Along the way, Harrison made a bid to merge with CSX in 2014. Canadian Pacific was worth about $32.5 billion then while CSX was worth about $30 billion. When that didn’t work out, CP tried to purchase Norfolk Southern for $30 billion. That didn’t work, either.

But the railroad continued to improve. Its stock price went from $76 when Harrison took over to more than $214 in 2014 to $148.52 now.

By the time Ackman’s company sold its share of the railroad last year, it had earned a $2.6 billion profit on its $1.7 billion investment.

Harrison was due to retire from Canadian Pacific in June 2017, when he would become a consultant for the company at $1 million a year. But then news broke six weeks ago: He was retiring early and was forgoing a reported $89 million in benefits and awards in order to be released from his noncompete agreement. In other words, he wanted to run another railroad.

Meanwhile, Paul Hilal, Ackman’s Harvard roommate, had spent a decade with Pershing Square Capital Management and was the point man in the takeover of Canadian Pacific.

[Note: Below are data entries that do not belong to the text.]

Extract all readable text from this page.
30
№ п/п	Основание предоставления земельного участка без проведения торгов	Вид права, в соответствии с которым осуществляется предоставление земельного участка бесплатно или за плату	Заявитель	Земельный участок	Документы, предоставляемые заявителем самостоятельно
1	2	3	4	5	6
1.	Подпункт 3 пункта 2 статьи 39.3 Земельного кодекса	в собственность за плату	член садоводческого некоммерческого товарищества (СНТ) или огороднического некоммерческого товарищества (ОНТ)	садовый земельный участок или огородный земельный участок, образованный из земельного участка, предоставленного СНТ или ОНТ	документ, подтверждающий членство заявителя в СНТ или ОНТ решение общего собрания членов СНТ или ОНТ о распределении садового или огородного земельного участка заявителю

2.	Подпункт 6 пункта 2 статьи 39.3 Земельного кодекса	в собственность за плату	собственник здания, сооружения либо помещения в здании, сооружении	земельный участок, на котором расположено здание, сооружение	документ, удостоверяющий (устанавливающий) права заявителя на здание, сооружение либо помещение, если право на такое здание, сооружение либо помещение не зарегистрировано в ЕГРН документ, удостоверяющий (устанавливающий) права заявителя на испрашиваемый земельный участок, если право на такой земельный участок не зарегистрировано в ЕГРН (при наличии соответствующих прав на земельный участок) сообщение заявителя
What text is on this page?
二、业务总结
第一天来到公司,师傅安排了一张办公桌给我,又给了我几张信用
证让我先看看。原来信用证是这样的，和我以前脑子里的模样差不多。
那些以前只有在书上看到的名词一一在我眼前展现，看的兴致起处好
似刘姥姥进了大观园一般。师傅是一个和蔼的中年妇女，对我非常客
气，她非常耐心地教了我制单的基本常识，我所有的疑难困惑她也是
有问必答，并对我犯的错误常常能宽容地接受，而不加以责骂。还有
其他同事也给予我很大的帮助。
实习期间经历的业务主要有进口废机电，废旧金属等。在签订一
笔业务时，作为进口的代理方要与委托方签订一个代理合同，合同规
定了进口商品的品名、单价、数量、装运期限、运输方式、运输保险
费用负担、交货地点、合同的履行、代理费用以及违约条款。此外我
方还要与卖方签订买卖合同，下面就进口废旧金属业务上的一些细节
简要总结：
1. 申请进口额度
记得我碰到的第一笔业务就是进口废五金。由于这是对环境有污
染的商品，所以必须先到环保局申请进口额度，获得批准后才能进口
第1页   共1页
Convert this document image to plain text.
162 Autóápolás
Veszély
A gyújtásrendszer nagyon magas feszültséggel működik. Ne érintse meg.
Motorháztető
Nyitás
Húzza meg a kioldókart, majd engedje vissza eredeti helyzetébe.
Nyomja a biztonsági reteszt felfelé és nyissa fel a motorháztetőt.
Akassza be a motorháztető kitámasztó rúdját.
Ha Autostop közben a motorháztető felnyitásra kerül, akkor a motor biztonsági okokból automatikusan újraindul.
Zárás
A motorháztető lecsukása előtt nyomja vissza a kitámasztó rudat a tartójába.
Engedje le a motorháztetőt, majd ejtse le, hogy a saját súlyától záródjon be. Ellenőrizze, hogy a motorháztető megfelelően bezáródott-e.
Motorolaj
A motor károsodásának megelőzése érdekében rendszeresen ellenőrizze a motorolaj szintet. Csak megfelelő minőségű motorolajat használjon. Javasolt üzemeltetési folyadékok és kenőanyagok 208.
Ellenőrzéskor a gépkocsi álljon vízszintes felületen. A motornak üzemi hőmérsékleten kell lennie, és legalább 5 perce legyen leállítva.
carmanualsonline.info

But early last year, he left Pershing to go out on his own.

That’s when the final pieces became clear: Hilal had raised more than $1 billion for his fund, Mantle Ridge, to buy a stake in CSX and install Harrison in the top spot. He met with the CSX board early this month and among his proposals was that Ward retire and Harrison take over.

According to CSX, Mantle Ridge’s proposal included more than $300 million for Harrison, more than making up for the $89 million he gave up.

A shareholder meeting has been called for late April or early May to decide.

Feb. 21, the same day that CSX announced the retirement of Ward and Gooden, it also revealed that it would soon lay off about 1,000 management employees. But the company said that had been in the works well before Harrison and Hilal entered the picture.

In CSX, Harrison will find very different challenges than at his last two Canadian railroads.

“It’s just not because they’re Canadian,” Gross said. “They’re simpler systems, longer haul, more linear. CSX is a more complex network. If you look at it geographically, it’s more of a mesh than a string.”

Both Hatch and Gross said that CSX’s reputation in the industry has improved dramatically.

“It wasn’t necessarily viewed as the tightest organization,” Gross said, “but in recent years, it’s upped its game.”

“It’s much better,” Hatch said. “They have caught Norfolk Southern, their ancient rival. But U.S. rails are hurt by the 45% drop in their baseload commodity, coal, since 2008.”

The reduction in coal has been dramatic. CSX’s coal business dropped from $2.85 billion in 2014 to $1.8 billion in 2016. And while its stock has risen 29% to $47.99 since word came of Harrison’s involvement, Gross had this word of warning:

“What Harrison has not demonstrated is the ability to grow the business,” he said. “He can increase profitability in an existing portfolio, but not grow it.

“But no other railroad is growing either. The challenge of the next generation of railroaders is that they have to figure out a way to reverse decline in volume,” Gross said. “It’s not just a matter of increasing efficiency.

”That is not what you’d look at someone like Hunter to do.”